Accusations d’infractions sexuelles : que pouvons-nous apprendre du bouche-à-oreille électronique ?

Résumé de la publication: Chakroun R., Berge O. et Luu P. (2014), Accusations d’infractions sexuelles: Que pouvons-nous apprendre du bouche-à-oreille électronique sur la confiance des patientes d’un leader d’opinion ?, Journal International de Victimologie, 12, 2, 94-113.


La mise en examen d’un leader d’opinion médical pour infraction sexuelle a généré de nombreuses contributions d’internautes sur les forums. Notre objectif était double : décrire le rationnel et la finalité des échanges, rechercher dans les témoignages les liens existant entre l’expérience antérieure d’interaction des patientes avec le praticien et la confiance qui lui est conférée ainsi que la prise de position en sa faveur ou en sa défaveur.

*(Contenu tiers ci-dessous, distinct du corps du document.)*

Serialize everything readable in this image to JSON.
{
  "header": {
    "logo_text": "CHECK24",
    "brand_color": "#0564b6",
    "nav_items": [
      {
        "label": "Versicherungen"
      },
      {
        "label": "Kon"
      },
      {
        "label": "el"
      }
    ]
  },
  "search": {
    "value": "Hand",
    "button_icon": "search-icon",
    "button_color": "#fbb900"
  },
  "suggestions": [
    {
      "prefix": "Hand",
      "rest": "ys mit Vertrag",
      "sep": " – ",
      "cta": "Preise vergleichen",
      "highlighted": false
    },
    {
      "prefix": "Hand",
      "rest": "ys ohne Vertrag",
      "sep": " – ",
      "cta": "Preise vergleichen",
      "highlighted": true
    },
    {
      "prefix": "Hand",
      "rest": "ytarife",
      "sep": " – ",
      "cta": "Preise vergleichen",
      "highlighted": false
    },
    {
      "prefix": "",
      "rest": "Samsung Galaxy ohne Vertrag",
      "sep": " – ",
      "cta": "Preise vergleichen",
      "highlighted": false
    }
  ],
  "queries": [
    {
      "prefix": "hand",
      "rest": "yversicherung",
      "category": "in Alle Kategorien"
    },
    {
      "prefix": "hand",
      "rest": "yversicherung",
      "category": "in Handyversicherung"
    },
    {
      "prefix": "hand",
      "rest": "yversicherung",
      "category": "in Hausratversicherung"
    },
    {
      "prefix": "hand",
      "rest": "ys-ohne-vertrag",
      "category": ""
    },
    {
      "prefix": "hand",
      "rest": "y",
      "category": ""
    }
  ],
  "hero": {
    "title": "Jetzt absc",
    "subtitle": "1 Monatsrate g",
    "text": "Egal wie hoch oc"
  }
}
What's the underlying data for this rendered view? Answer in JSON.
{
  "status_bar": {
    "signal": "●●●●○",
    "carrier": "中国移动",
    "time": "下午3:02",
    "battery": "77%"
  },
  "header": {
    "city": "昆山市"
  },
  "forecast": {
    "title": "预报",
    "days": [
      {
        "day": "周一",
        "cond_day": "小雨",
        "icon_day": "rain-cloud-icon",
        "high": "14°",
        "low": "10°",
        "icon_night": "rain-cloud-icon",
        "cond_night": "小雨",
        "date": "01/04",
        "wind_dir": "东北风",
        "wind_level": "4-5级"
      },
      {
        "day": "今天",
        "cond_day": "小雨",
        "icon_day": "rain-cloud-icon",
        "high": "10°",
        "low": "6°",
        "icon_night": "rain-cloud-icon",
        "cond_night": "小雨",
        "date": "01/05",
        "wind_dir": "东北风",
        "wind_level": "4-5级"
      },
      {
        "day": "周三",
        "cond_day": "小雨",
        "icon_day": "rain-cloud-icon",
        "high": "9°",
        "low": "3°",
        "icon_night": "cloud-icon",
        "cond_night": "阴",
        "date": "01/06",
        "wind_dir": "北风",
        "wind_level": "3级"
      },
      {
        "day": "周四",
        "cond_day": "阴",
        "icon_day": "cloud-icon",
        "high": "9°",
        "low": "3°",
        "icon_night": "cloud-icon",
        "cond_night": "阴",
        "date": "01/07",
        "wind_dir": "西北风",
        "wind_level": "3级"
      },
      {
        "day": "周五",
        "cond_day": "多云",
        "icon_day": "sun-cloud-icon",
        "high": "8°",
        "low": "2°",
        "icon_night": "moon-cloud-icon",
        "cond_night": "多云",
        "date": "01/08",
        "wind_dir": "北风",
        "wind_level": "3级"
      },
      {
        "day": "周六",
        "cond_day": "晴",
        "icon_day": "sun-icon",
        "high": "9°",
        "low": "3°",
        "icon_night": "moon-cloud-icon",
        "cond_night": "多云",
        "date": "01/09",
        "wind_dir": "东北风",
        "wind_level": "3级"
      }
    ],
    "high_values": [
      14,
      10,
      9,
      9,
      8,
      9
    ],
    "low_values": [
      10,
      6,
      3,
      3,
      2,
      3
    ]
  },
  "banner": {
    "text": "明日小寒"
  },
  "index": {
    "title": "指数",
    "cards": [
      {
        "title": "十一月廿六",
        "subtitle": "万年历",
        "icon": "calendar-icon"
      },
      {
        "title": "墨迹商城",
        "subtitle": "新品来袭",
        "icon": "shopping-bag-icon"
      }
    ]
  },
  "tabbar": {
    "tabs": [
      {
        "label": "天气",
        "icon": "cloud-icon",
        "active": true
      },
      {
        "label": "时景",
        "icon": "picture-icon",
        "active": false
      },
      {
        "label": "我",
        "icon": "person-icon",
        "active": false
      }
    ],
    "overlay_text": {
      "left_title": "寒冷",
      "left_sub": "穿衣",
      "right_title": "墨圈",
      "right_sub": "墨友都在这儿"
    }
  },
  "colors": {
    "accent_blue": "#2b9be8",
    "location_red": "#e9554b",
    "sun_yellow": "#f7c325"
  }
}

Nous avons réalisé une analyse thématique de contenu de 191 contributions selon les préconisations de Huberman et Miles (1991). Les internautes se présentant comme victimes expriment une valence négative envers la bienveillance et l’intégrité du praticien mais une valence positive envers sa compétence perçue qui n’est pas affectée. Pour les autres internautes, une expérience antérieure de servuction médicale positive v.s. négative est significativement corrélée à la valence positive v.s. négative des trois dimensions de la confiance et favorise la prise de position des internautes en faveur de la défense v.s. l’incrimination du praticien. Nous discutons les conditions de transférabilité des résultats de ce cas idiosyncrasique au regard des travaux sur la confiance envers les praticiens et formulons des recommandations de prévention des violations des frontières éthiques.